No todos los habitantes de la ciudad somos seres humanos, tan afanosos en hacer desaparecer los vestigios de la naturaleza y rodearnos de rígidas moles de cemento. A menudo nos olvidamos de esos otros moradores, alados y ruidosos que, desde que entra la primavera, revolotean por los espacios abiertos de nuestras calles. Es tan escasa nuestra familiaridad con ellos, que la mayoría de nosotros no sabemos distinguir entre la variedad de sus especies y desconocemos casi por completo sus costumbres cotidianas. Tampoco sabemos descodificar los mensajes que se envían en un lenguaje que desde antiguo se tenía como maravilloso y los que lograron entenderlo eran considerados sabios poseedores de misteriosas claves. Por lo general, a lo más que llegamos es a dejar que capten nuestra atención sus gorjeos y sus inquietos ires y venires, en esos instantes en que somos capaces de escuchar un poco más, o de mirar un poco más. Vivimos en mundos paralelos, que no llegarán a encontrarse, salvo que se produzca una de esas interferencias, o sincronicidades fortuitas con que la vida nos sorprende a veces.

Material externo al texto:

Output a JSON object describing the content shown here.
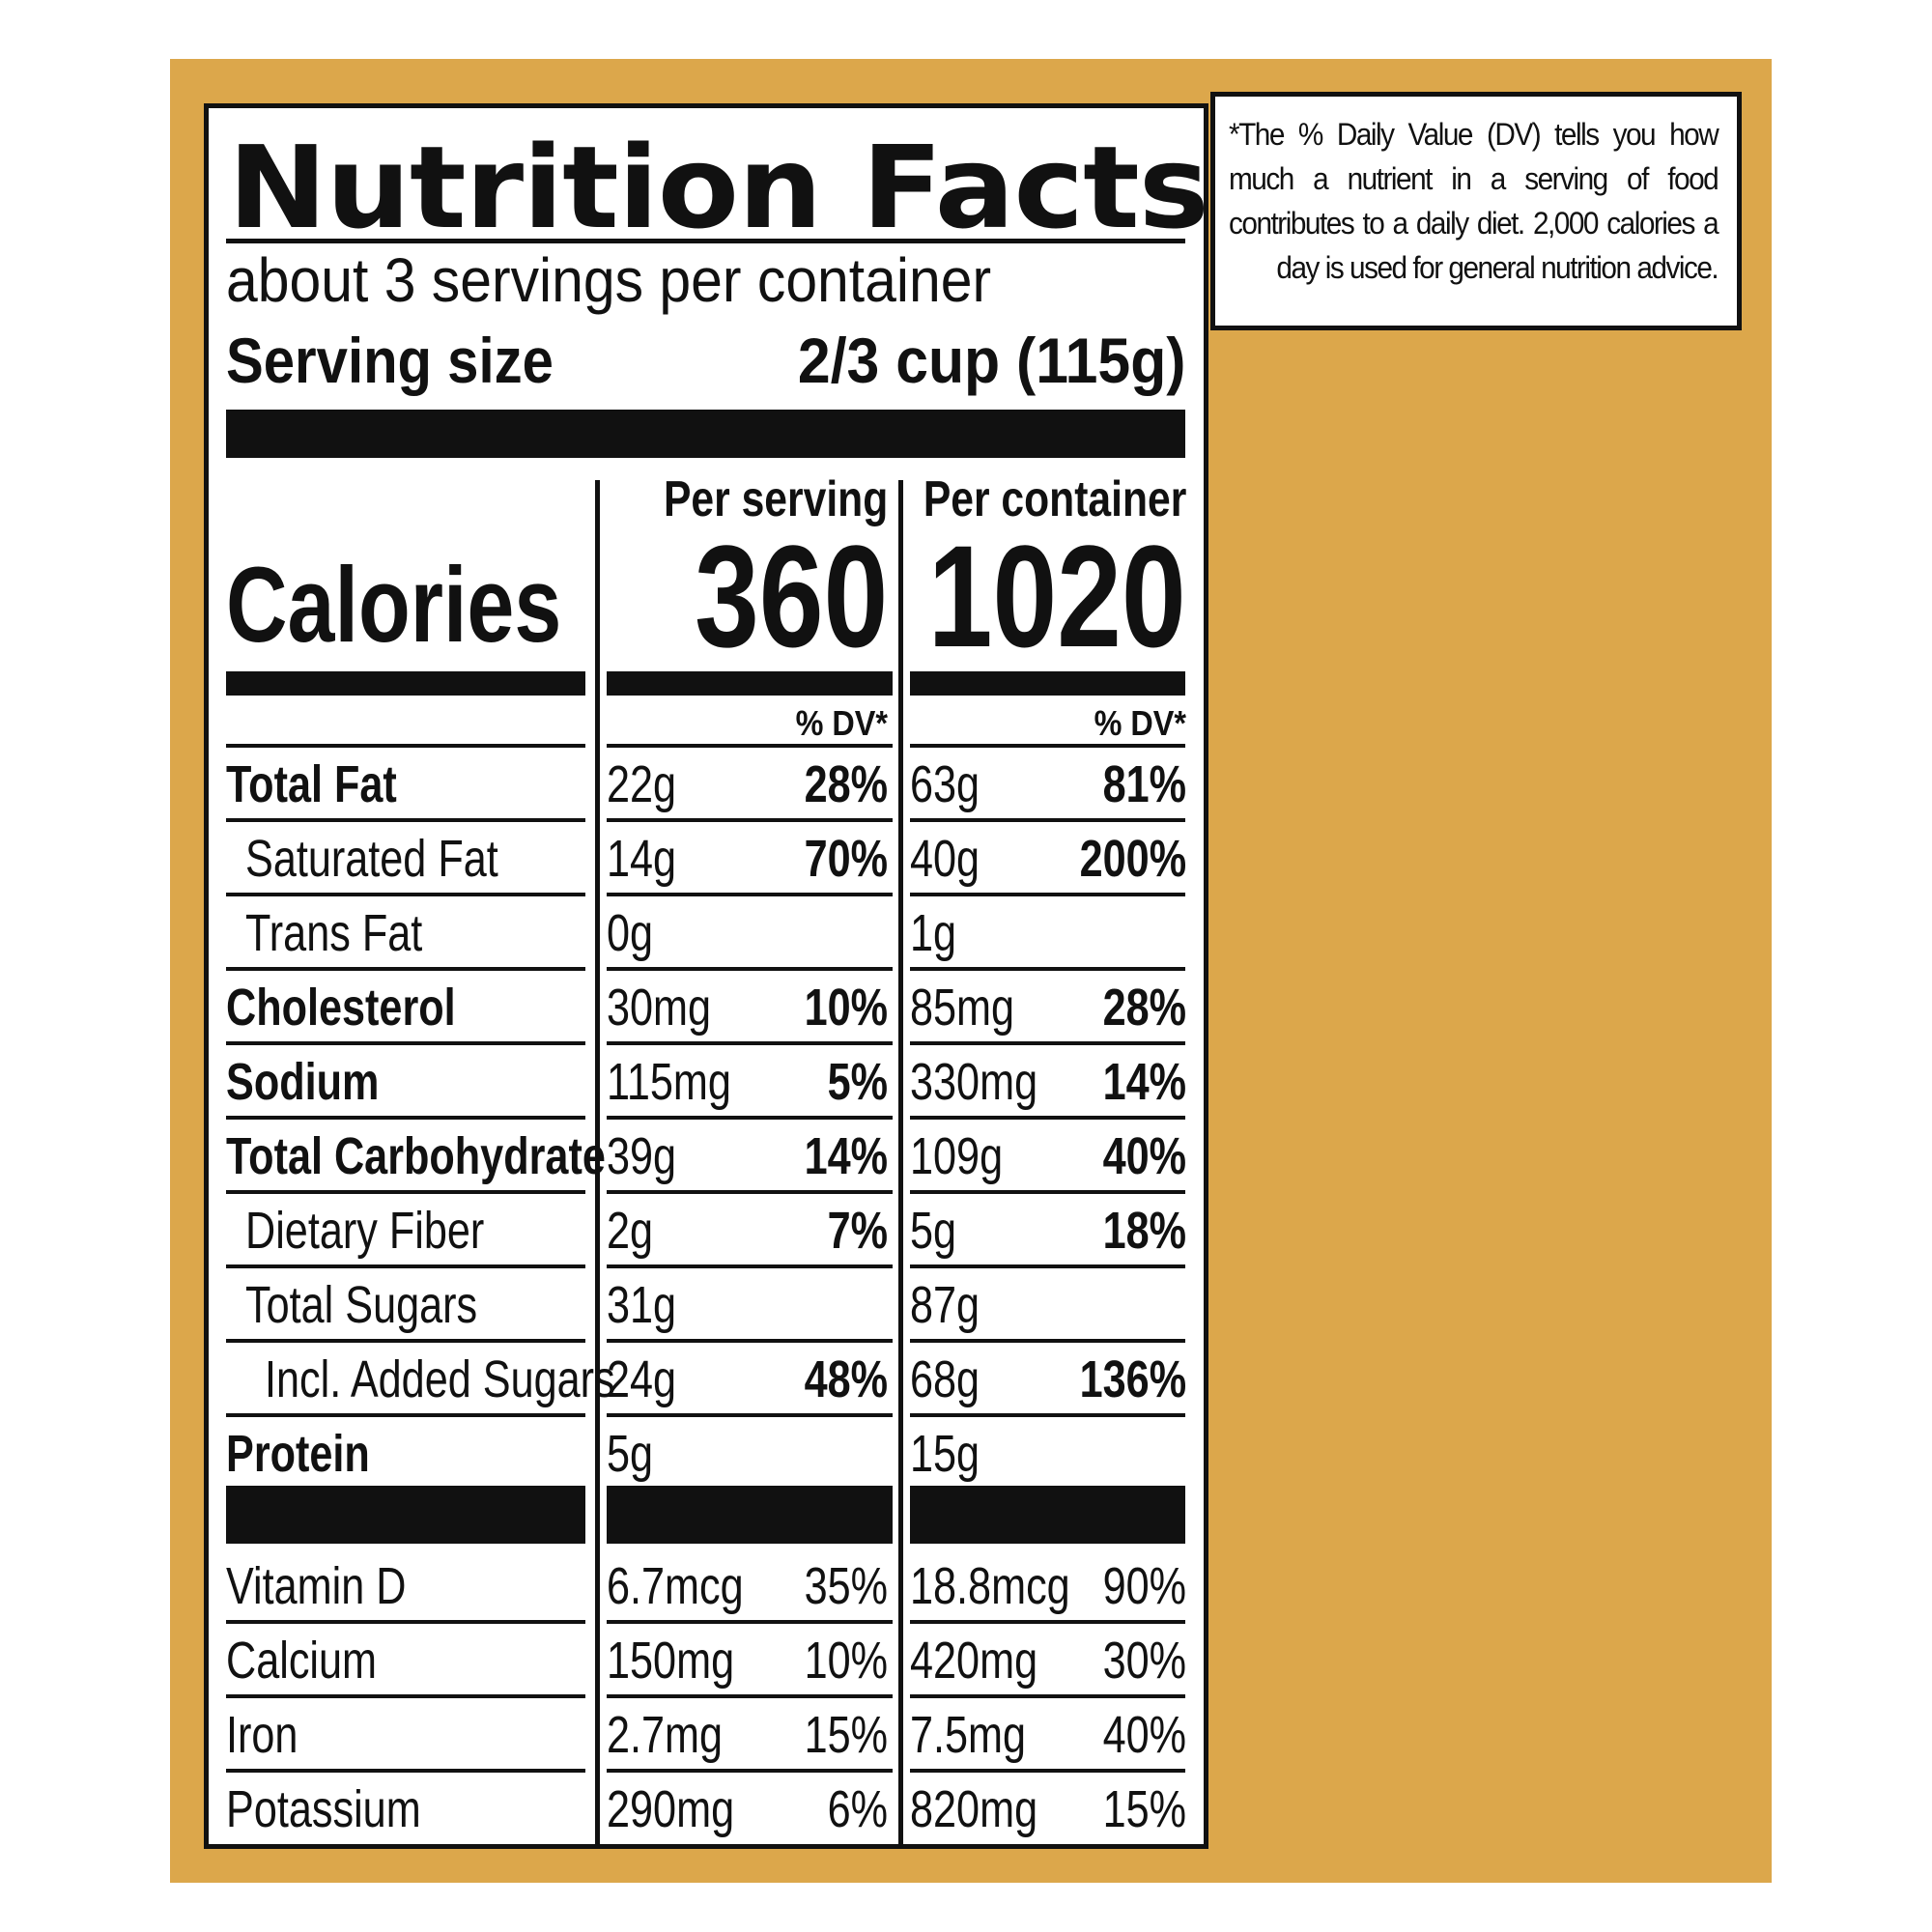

Tal sucedió la otra tarde, cuando se aproximaba la hora en que los pájaros se recogen en esos árboles ciudadanos donde habitan. Un pequeño polluelo, a punto de que lo atropellásemos con nuestra prisa, en medio de una calle, nos hizo detenernos y darnos cuenta de la situación de peligro que estaba viviendo, pues a todas luces, se había caído del nido, antes de haber terminado de aprender las necesarias lecciones de vuelo y cómo sobrevivir en la jungla del asfalto, a la que se han adaptado sus congéneres desde hace generaciones. Debía ser un gorrión, y había que hacer algo, aunque no sabíamos muy bien qué, salvo cogerlo del suelo, antes de que lo aplastara algún conductor desprevenido. El pajarillo empezó a piar y tuvimos la impresión de que alguien, su madre posiblemente, desde un árbol cercano, le contestaba. Un señor, que pasaba por la calle, no tardó en incorporarse a la operación de salvamento y allí mismo nos enseñó lo que hay que hacer en estos casos: cogió el pájaro, y lo lanzó hacia el árbol, para que volara  hacia su madre, que le debía estar riñendo por imprudente. Pero el polluelo estaba tan desorientado que no supo volar en la dirección correcta y solo consiguió encaramarse a la barandilla de un balcón del primer piso de un edificio, eso sí, piando desaforadamente.

Ya no podíamos hacer nada más y nos fuimos con la desazón de no haber llegado a presenciar el feliz regreso del gorrioncillo a su nido. Allí se quedó, tratando de reunir valor para iniciar una segunda fase de su vuelo hacia el árbol, desde donde la madre le daba ánimos para que no tuviera miedo, tal como nos explicaba nuestro improvisado   instructor: era cuestión de un rato, lo más peligroso para un pollo que se cae de un nido es quedarse en el suelo, decía como consolándonos.

El episodio nos propone sus moralejas,  lecciones de la naturaleza aplicables a la vida cotidiana, o metáforas sobre lo que vivimos en la otra dimensión paralela: la primera, que no basta con levantar el vuelo, sino que hay que hacerlo con la orientación adecuada, la segunda, que a veces hace falta que alguien nos ayude a subir, sobre todo cuando hemos caído tan bajo y  por último, que, en cualquier caso, lo peor es quedarse a ras de suelo, porque nos pueden aplastar en cualquier momento.